Je ne courus point, je marchai tranquillement le long de l'allée
alors que le soleil se levait. J'entendais les gazouillements des
oiseaux et quelques véhicules en feu au loin, mais à part ça les rues
semblaient désertes.
Quand je tournais à l'angle de la rue et aperçus enfin le Quick
Mart, un noir visiblement saoul d'une cinquantaine d'années s'avança en
titubant. « Vous avez trop longtemps tiré sur la corde pour profiter de
nous, enculé de blanc ! Regarde ce que vous récoltez ! Voilà ce qui
arrive quand on tire trop sur une corde ! Alors, ça te plaît ce bordel,
enfoiré de cul blanc ! »
Je me retournais alors qu'il me dépassait et désignais mon
entrejambe, lui faisant face tout en continuant d'avancer vers le
magasin. « Tire plutôt sur celle-là, mec, il m'en faut encore une
quinzaine de centimètres. Tu tires bien fort et tu m'en prépares un
bout bien solide, OK ? » On se dévisagea un moment avec des regards
haineux, puis il éclata d'un rire rauque et il poursuivit sa route en
clopinant.
Je ne vis plus âme qui vive jusqu'à ce que j'arrive devant le Quick
Mart.

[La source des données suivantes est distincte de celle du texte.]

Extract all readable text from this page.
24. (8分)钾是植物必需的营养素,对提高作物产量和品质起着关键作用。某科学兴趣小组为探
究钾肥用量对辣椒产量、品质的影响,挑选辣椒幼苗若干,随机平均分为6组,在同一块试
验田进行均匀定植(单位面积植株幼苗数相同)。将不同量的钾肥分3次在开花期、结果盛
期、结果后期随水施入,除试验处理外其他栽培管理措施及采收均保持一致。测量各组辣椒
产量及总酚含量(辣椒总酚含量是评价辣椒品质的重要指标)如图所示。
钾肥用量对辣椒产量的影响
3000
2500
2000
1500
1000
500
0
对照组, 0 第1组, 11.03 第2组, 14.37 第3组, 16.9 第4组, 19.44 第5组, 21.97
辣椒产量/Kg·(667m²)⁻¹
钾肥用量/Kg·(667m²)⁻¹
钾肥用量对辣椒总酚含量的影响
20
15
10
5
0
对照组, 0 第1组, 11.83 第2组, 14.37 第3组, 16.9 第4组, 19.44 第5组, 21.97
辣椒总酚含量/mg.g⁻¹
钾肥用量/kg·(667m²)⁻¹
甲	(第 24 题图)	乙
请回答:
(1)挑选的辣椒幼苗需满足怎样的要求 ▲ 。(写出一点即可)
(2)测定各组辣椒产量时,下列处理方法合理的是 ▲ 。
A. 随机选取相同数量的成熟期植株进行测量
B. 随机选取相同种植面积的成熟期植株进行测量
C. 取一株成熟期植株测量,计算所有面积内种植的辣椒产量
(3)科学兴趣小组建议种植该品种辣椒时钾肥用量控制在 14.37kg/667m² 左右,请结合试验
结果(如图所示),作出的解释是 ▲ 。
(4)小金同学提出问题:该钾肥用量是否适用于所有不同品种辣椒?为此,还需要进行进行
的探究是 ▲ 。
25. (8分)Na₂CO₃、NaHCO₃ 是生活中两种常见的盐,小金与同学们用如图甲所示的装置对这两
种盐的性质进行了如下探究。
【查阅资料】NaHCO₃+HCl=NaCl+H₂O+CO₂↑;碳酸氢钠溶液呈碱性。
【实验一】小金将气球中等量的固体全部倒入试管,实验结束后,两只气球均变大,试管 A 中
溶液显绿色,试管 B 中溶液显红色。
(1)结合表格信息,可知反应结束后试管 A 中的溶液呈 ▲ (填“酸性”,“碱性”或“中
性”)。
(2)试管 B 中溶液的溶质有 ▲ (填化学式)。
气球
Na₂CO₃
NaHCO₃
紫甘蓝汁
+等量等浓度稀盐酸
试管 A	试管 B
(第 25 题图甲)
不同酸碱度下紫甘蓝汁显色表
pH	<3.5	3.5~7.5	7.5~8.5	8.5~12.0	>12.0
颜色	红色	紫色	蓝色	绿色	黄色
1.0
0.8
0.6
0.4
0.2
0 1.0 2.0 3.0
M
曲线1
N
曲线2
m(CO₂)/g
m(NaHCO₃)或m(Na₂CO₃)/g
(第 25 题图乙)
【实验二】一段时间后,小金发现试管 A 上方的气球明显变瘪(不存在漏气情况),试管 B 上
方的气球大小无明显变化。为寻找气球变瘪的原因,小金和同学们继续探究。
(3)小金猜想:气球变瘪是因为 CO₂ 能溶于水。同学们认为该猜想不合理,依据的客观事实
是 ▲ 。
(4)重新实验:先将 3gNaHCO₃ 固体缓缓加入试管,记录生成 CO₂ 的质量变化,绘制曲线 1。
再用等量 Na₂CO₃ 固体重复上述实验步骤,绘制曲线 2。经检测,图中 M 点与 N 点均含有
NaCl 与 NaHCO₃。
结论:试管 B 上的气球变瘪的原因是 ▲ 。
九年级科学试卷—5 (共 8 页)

On aurait pu jurer qu'il était fermé comme tout le reste, avec
les lumières éteintes et une seule voiture garée en face. J'essayais de
pousser la porte à tout hasard et elle s'entrebâilla. Je rentrais en
demandant « Salut, il y a quelqu'un ici ? La porte était ouverte... »
Il faisait sombre dans le magasin, à
l'exception des lumières des banques réfrigérées au fond. L'espace d'un
instant je crus entendre un bruit à droite, vers le coin où il y avait
la librairie, noyée dans l'obscurité, mais avant que je ne m'en
préoccupe quelqu'un me fit un signe à la caisse, plus loin sur la
gauche.
Un gars à peine majeur, très mince et visiblement anxieux, me fit signe « Hé ! Approchez. »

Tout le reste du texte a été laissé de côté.